The Arch of the Aorta (Arcus AortAE; Transverse Aorta)—The arch of the aorta begins at the level of the upper border of the second sternocostal articulation of the right side, and runs at first upward, backward, and to the left in front of the trachea; it is then directed backward on the left side of the trachea and finally passes downward on the left side of the body of the fourth thoracic vertebra, at the lower border of which it becomes continuous with the descending aorta. It thus forms two curvatures: one with its convexity upward, the other with its convexity forward and to the left. Its upper border is usually about 2.5 cm. below the superior border to the manubrium sterni.

Relations.—The arch of the aorta is covered anteriorly by the pleurae and anterior margins of the lungs, and by the remains of the thymus. As the vessel runs backward its left side is in contact with the left lung and pleura. Passing downward on the left side of this part of the arch are four nerves; in order from before backward these are, the left phrenic, the lower of the superior cardiac branches of the left vagus, the superior cardiac branch of the left sympathetic, and the trunk of the left vagus. As the last nerve crosses the arch it gives off its recurrent branch, which hooks around below the vessel and then passes upward on its right side. The highest left intercostal vein runs obliquely upward and forward on the left side of the arch, between the phrenic and vagus nerves. On the right are the deep part of the cardiac plexus, the left recurrent nerve, the esophagus, and the thoracic duct; the trachea lies behind and to the right of the vessel. Above are the innominate, left common carotid, and left subclavian arteries, which arise from the convexity of the arch and are crossed close to their origins by the left innominate vein. Below are the bifurcation of the pulmonary artery, the left bronchus, the ligamentum arteriosum, the superficial part of the cardiac plexus, and the left recurrent nerve. As already stated, the ligamentum arteriosum connects the commencement of the left pulmonary artery to the aortic arch.
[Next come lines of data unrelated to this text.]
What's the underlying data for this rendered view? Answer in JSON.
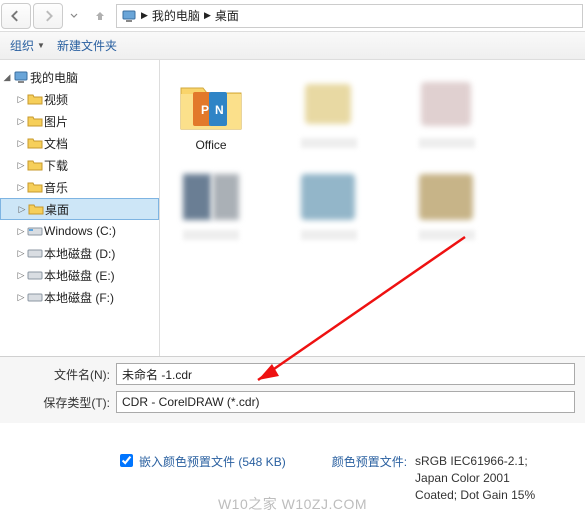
{
  "nav": {
    "computer": "我的电脑",
    "desktop": "桌面"
  },
  "toolbar": {
    "organize": "组织",
    "new_folder": "新建文件夹"
  },
  "tree": {
    "root": "我的电脑",
    "items": [
      "视频",
      "图片",
      "文档",
      "下载",
      "音乐",
      "桌面",
      "Windows (C:)",
      "本地磁盘 (D:)",
      "本地磁盘 (E:)",
      "本地磁盘 (F:)"
    ]
  },
  "folders": {
    "office": "Office"
  },
  "fields": {
    "filename_label": "文件名(N):",
    "filename_value": "未命名 -1.cdr",
    "savetype_label": "保存类型(T):",
    "savetype_value": "CDR - CorelDRAW (*.cdr)"
  },
  "embed": {
    "label": "嵌入颜色预置文件 (548 KB)"
  },
  "preset": {
    "label": "颜色预置文件:",
    "line1": "sRGB IEC61966-2.1;",
    "line2": "Japan Color 2001",
    "line3": "Coated; Dot Gain 15%"
  },
  "watermark": "W10之家 W10ZJ.COM"
}
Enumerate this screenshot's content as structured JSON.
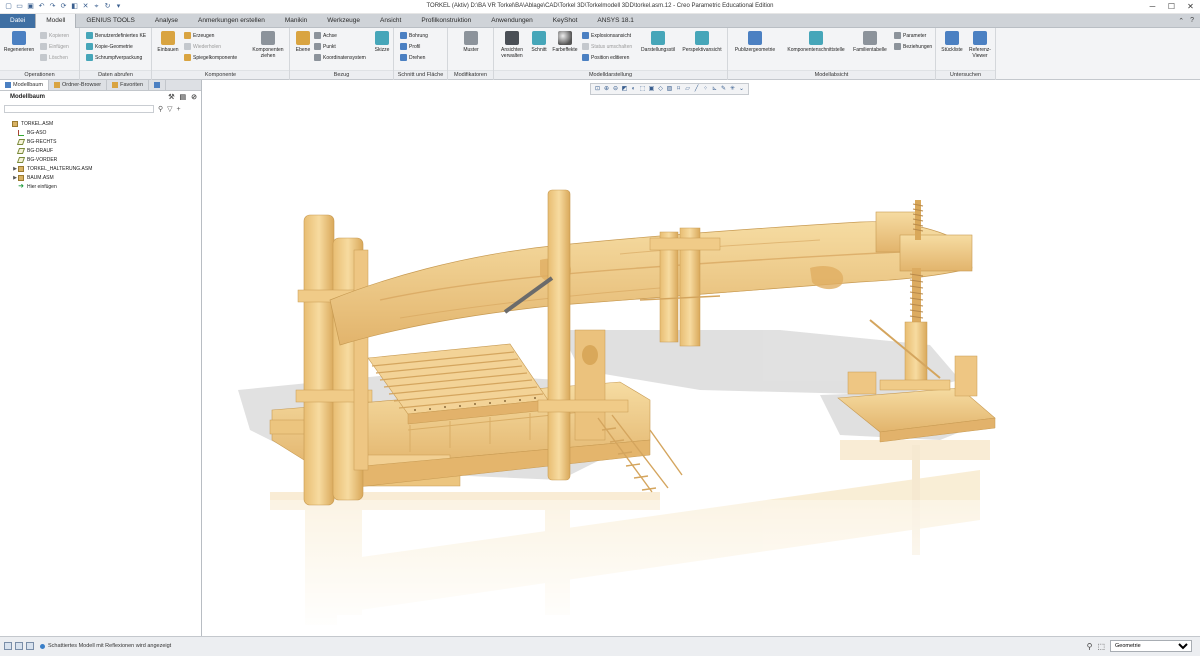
{
  "window": {
    "title": "TORKEL (Aktiv) D:\\BA VR Torkel\\BA\\Ablage\\CAD\\Torkel 3D\\Torkelmodell 3DD\\torkel.asm.12 - Creo Parametric Educational Edition"
  },
  "tabs": [
    {
      "label": "Datei"
    },
    {
      "label": "Modell"
    },
    {
      "label": "GENIUS TOOLS"
    },
    {
      "label": "Analyse"
    },
    {
      "label": "Anmerkungen erstellen"
    },
    {
      "label": "Manikin"
    },
    {
      "label": "Werkzeuge"
    },
    {
      "label": "Ansicht"
    },
    {
      "label": "Profilkonstruktion"
    },
    {
      "label": "Anwendungen"
    },
    {
      "label": "KeyShot"
    },
    {
      "label": "ANSYS 18.1"
    }
  ],
  "ribbon": {
    "operationen": {
      "label": "Operationen",
      "regenerieren": "Regenerieren",
      "kopieren": "Kopieren",
      "einfuegen": "Einfügen",
      "loeschen": "Löschen"
    },
    "daten": {
      "label": "Daten abrufen",
      "benutzer": "Benutzerdefiniertes KE",
      "kopie": "Kopie-Geometrie",
      "schrumpf": "Schrumpfverpackung"
    },
    "komponente": {
      "label": "Komponente",
      "einbauen": "Einbauen",
      "erzeugen": "Erzeugen",
      "wiederholen": "Wiederholen",
      "spiegel": "Spiegelkomponente",
      "ziehen": "Komponenten ziehen"
    },
    "bezug": {
      "label": "Bezug",
      "ebene": "Ebene",
      "achse": "Achse",
      "punkt": "Punkt",
      "koord": "Koordinatensystem",
      "skizze": "Skizze"
    },
    "schnitt": {
      "label": "Schnitt und Fläche",
      "bohrung": "Bohrung",
      "profil": "Profil",
      "drehen": "Drehen"
    },
    "modifikatoren": {
      "label": "Modifikatoren",
      "muster": "Muster"
    },
    "modelldarstellung": {
      "label": "Modelldarstellung",
      "ansichten": "Ansichten verwalten",
      "schnitt": "Schnitt",
      "farbe": "Farbeffekte",
      "explosion": "Explosionsansicht",
      "status": "Status umschalten",
      "position": "Position editieren",
      "darstellungsstil": "Darstellungsstil",
      "perspektiv": "Perspektivansicht"
    },
    "modellabsicht": {
      "label": "Modellabsicht",
      "publizier": "Publizergeometrie",
      "schnittstelle": "Komponentenschnittstelle",
      "familien": "Familientabelle",
      "parameter": "Parameter",
      "beziehungen": "Beziehungen"
    },
    "untersuchen": {
      "label": "Untersuchen",
      "stueckliste": "Stückliste",
      "referenz": "Referenz-Viewer"
    }
  },
  "sidebar": {
    "tabs": [
      {
        "label": "Modellbaum"
      },
      {
        "label": "Ordner-Browser"
      },
      {
        "label": "Favoriten"
      }
    ],
    "heading": "Modellbaum",
    "search_placeholder": "",
    "tree": [
      {
        "label": "TORKEL.ASM",
        "icon": "asm",
        "expander": ""
      },
      {
        "label": "BG-ASO",
        "icon": "csys",
        "expander": ""
      },
      {
        "label": "BG-RECHTS",
        "icon": "plane",
        "expander": ""
      },
      {
        "label": "BG-DRAUF",
        "icon": "plane",
        "expander": ""
      },
      {
        "label": "BG-VORDER",
        "icon": "plane",
        "expander": ""
      },
      {
        "label": "TORKEL_HALTERUNG.ASM",
        "icon": "asm",
        "expander": "▶"
      },
      {
        "label": "BAUM.ASM",
        "icon": "asm",
        "expander": "▶"
      },
      {
        "label": "Hier einfügen",
        "icon": "insert",
        "expander": ""
      }
    ]
  },
  "statusbar": {
    "message": "Schattiertes Modell mit Reflexionen wird angezeigt",
    "filter_value": "Geometrie"
  },
  "colors": {
    "wood": "#f2cf8a",
    "wood_dark": "#d9a85a",
    "accent": "#3f6fa3"
  }
}
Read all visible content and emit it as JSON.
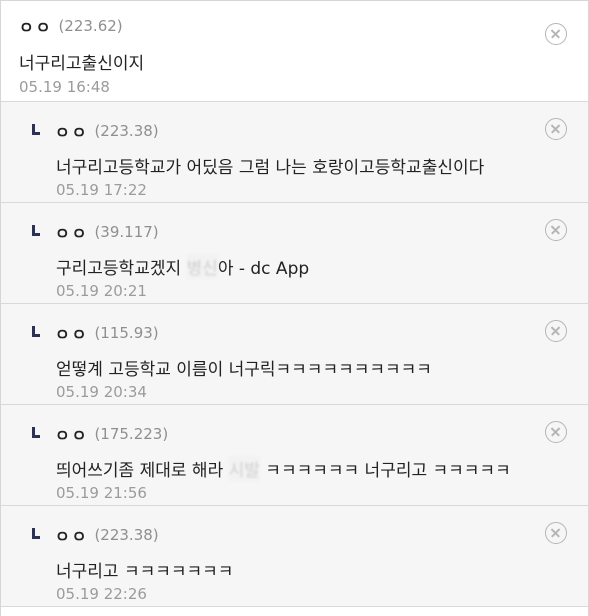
{
  "comments": [
    {
      "nick": "ㅇㅇ",
      "ip": "(223.62)",
      "text": "너구리고출신이지",
      "time": "05.19 16:48",
      "reply": false
    },
    {
      "nick": "ㅇㅇ",
      "ip": "(223.38)",
      "text": "너구리고등학교가 어딨음 그럼 나는 호랑이고등학교출신이다",
      "time": "05.19 17:22",
      "reply": true
    },
    {
      "nick": "ㅇㅇ",
      "ip": "(39.117)",
      "text_pre": "구리고등학교겠지 ",
      "text_blur": "병신",
      "text_post": "아 - dc App",
      "time": "05.19 20:21",
      "reply": true
    },
    {
      "nick": "ㅇㅇ",
      "ip": "(115.93)",
      "text": "얻떻계 고등학교 이름이 너구릭ㅋㅋㅋㅋㅋㅋㅋㅋㅋㅋ",
      "time": "05.19 20:34",
      "reply": true
    },
    {
      "nick": "ㅇㅇ",
      "ip": "(175.223)",
      "text_pre": "띄어쓰기좀 제대로 해라 ",
      "text_blur": "시발",
      "text_post": " ㅋㅋㅋㅋㅋㅋ 너구리고 ㅋㅋㅋㅋㅋ",
      "time": "05.19 21:56",
      "reply": true
    },
    {
      "nick": "ㅇㅇ",
      "ip": "(223.38)",
      "text": "너구리고 ㅋㅋㅋㅋㅋㅋㅋ",
      "time": "05.19 22:26",
      "reply": true
    }
  ],
  "icons": {
    "reply_marker": "reply-arrow-icon",
    "delete": "delete-circle-x-icon"
  },
  "colors": {
    "reply_background": "#f6f6f6",
    "reply_marker": "#2c3256",
    "meta_text": "#9b9b9b"
  }
}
  Between the origin of the left subclavian artery and the attachment of the ductus arteriosus the lumen of the fetal aorta is considerably narrowed, forming what is termed the aortic isthmus, while immediately beyond the ductus arteriosus the vessel presents a fusiform dilation which His has named the aortic spindle—the point of junction of the two parts being marked in the concavity of the arch by an indentation or angle. These conditions persist, to some extent, in the adult, where His found that the average diameter of the spindle exceeded that of the isthmus by 3 mm.
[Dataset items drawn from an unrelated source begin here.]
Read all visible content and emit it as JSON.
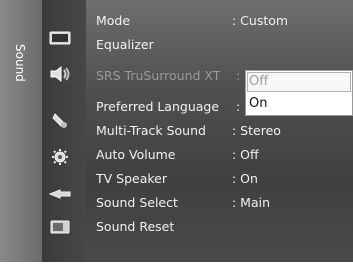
{
  "sidebar": {
    "label": "Sound"
  },
  "icons": [
    "picture-icon",
    "sound-icon",
    "channel-icon",
    "setup-icon",
    "input-icon",
    "application-icon"
  ],
  "menu": {
    "items": [
      {
        "label": "Mode",
        "value": ": Custom",
        "dim": false
      },
      {
        "label": "Equalizer",
        "value": "",
        "dim": false
      },
      {
        "label": "SRS TruSurround XT",
        "value": ":",
        "dim": true
      },
      {
        "label": "Preferred Language",
        "value": ":",
        "dim": false
      },
      {
        "label": "Multi-Track Sound",
        "value": ": Stereo",
        "dim": false
      },
      {
        "label": "Auto Volume",
        "value": ": Off",
        "dim": false
      },
      {
        "label": "TV Speaker",
        "value": ": On",
        "dim": false
      },
      {
        "label": "Sound Select",
        "value": ": Main",
        "dim": false
      },
      {
        "label": "Sound Reset",
        "value": "",
        "dim": false
      }
    ]
  },
  "popup": {
    "options": [
      "Off",
      "On"
    ],
    "selected": "Off"
  }
}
  Distinct from this diffuse and moderate stenosis at the isthmus is the condition known as coarctation of the aorta, or marked stenosis often amounting to complete obliteration of its lumen, seen in adults and occuring at or near, oftenest a little below, the insertion of the ligamentum arteriosum into the aorta. According to Bonnet this coarctation is never found in the fetus or at birth, and is due to an abnormal extension of the peculiar tissue of the ductus into the aortic wall, which gives rise to a simultaneous stenosis of both vessels as it contracts after birth—the ductus is usually obliterated in these cases. An extensive collateral circulation is set up, by the costocervicals, internal mammaries, and the descending branches of the transverse cervical above the stenosis, and below it by the first four aortic intercostals, the pericardiaco-phrenics, and the superior and inferior epigastrics.